Madison Muise grew up in Valley Gate Mobile Home Park in South Uniacke, N.S., but she decided to move to a triplex nearby last year.
She said issues with snow removal on the private road in the park made her miss work and contributed to her leaving the community.
"Last year, in the winter, I missed almost over two weeks due to snow-related issues," said Muise, whose car couldn't pass through the road.
Muise's mother still lives in the park, and she said residents plowed the road themselves following the historic snowfall earlier this month.
Water quality is another concern for Valley Gate residents, she said. Last year, Nova Scotia Health reported three boil-water advisories at the mobile home park. In 2021, there were seven.
"There's people who have posted on Facebook that there was a boil advisory and people respond with, 'Well, that's crazy. I was never notified of that,'" said Muise.
Allan Havill, who owns Valley Gate Park, could not be reached for comment. CBC News contacted Havill's Mini Homes, which advertises itself as the property manager, but an employee said their policy is not to speak to the media.
Committee is inactive
Under the Residential Tenancies Act, the province can establish a manufactured home advisory committee to address issues affecting residents and landlords in these communities.
"When it was active, the purpose of this committee was not to resolve specific landlord and tenant disputes," said Geoff Tobin, a spokesperson for the province. "Landlords and tenants in Nova Scotia are encouraged to apply to our Residential Tenancies Program to help them resolve disputes that they cannot resolve themselves."
White the committee is currently inactive, that's something Lyle Mailman would like to see change. He previously lived in Woodbine Park in Beaver Bank, N.S., and is part of a non-profit group that aims to improve mobile home parks, which are also known as land lease communities.
Last year, Halifax Regional Municipality implemented a new bylaw to address water testing, drainage, street maintenance, lighting and other issues at such facilities.
Mailman said that was a step in the right direction, but he feels a manufactured home advisory committee should be established.

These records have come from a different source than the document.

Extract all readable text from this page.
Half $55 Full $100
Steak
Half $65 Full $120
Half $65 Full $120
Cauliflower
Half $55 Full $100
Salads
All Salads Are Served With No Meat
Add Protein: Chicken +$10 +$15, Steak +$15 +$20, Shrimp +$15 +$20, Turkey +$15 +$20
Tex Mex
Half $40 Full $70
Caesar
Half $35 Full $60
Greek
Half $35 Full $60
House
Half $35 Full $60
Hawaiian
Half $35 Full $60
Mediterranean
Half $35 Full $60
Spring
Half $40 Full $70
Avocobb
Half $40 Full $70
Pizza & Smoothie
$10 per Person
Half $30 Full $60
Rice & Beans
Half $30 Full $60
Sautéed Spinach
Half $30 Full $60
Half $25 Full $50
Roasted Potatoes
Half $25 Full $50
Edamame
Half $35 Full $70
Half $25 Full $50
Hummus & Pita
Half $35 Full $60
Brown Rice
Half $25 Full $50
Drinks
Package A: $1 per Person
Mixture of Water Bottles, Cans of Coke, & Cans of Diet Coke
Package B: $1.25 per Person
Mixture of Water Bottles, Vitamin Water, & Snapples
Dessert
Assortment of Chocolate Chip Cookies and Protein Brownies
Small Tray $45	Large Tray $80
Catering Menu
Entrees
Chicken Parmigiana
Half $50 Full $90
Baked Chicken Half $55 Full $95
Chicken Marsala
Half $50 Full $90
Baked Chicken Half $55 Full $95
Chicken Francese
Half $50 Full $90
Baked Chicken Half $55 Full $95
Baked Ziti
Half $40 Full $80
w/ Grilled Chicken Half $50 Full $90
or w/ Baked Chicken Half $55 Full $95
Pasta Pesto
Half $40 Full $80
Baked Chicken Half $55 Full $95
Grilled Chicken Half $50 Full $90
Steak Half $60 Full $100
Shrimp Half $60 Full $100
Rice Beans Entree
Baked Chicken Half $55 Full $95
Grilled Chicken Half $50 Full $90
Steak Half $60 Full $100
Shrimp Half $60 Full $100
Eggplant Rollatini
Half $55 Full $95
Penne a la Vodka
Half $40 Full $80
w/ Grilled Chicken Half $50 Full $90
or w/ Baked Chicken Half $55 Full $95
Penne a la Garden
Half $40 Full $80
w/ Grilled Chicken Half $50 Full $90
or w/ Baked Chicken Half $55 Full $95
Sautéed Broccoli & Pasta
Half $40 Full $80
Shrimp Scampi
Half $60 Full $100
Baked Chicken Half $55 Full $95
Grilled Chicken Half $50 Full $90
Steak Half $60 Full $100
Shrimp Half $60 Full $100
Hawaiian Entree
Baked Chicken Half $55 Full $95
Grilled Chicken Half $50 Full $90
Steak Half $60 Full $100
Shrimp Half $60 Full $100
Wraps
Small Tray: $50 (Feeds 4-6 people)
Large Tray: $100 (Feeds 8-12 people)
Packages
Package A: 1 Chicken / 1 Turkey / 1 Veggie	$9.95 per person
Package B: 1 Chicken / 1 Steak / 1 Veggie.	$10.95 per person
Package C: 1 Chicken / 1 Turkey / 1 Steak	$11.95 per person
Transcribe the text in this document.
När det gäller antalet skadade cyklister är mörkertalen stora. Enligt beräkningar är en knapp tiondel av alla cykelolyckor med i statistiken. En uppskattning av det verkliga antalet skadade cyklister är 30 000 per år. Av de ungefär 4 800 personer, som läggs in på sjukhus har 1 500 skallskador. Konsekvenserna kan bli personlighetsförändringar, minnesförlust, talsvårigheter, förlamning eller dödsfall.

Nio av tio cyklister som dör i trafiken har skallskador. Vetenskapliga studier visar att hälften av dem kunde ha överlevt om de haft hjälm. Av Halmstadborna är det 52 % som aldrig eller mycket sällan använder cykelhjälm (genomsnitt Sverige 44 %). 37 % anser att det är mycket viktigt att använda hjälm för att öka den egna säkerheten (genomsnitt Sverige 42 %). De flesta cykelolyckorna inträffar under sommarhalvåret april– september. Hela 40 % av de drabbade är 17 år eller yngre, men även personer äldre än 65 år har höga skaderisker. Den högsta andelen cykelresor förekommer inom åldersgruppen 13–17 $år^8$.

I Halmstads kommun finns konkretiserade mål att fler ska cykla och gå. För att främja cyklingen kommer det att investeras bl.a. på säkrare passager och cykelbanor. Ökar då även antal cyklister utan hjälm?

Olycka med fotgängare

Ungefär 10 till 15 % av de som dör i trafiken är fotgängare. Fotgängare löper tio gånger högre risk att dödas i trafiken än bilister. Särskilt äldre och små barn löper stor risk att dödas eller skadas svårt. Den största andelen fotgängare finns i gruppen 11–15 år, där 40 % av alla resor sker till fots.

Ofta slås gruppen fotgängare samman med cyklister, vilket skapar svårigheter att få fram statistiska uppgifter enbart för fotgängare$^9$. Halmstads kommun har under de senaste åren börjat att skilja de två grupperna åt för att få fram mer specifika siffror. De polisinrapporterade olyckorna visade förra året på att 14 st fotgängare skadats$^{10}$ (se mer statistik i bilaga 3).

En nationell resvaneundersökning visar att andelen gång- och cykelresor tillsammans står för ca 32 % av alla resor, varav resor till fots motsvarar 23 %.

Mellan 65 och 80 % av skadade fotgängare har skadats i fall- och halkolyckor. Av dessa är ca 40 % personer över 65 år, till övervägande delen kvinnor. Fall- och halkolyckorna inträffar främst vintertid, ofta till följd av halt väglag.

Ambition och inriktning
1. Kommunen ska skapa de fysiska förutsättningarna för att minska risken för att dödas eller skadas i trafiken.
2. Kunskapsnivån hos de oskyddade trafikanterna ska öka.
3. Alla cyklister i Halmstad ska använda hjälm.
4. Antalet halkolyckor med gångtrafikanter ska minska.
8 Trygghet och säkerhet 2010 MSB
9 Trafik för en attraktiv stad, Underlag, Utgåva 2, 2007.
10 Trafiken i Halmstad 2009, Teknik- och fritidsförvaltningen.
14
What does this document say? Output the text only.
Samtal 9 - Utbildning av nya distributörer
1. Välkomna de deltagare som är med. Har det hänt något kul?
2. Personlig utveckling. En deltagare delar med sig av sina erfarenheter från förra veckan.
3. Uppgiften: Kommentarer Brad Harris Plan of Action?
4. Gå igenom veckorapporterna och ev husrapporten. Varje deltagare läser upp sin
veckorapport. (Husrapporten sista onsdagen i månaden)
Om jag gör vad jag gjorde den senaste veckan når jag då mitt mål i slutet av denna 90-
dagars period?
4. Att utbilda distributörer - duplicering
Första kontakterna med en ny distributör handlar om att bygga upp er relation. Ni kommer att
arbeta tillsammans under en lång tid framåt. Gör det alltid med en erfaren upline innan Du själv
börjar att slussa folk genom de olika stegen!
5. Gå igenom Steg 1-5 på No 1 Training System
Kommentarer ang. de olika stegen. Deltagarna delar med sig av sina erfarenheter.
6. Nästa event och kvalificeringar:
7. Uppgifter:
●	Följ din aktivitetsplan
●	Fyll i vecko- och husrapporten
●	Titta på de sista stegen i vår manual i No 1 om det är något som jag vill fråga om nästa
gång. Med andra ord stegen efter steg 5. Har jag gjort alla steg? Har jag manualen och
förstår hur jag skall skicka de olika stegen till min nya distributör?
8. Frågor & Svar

"Bringing people together from around the province, we would help address those gaps and holes that could be immediately addressed," said Mailman. "I'm optimistic that something good can happen when you get the right people in the same room together."
Bob Richards, who owns land lease lots in Bridgewater, N.S., also believes it is time to revive the committee, which has been inactive for two decades.
"The residents got to tell us their side and we got to tell ours, and in the end we reached agreement," said Richards. "If it's bad for the tenant, it's only a matter of time before it's bad for the landlord, or vice versa."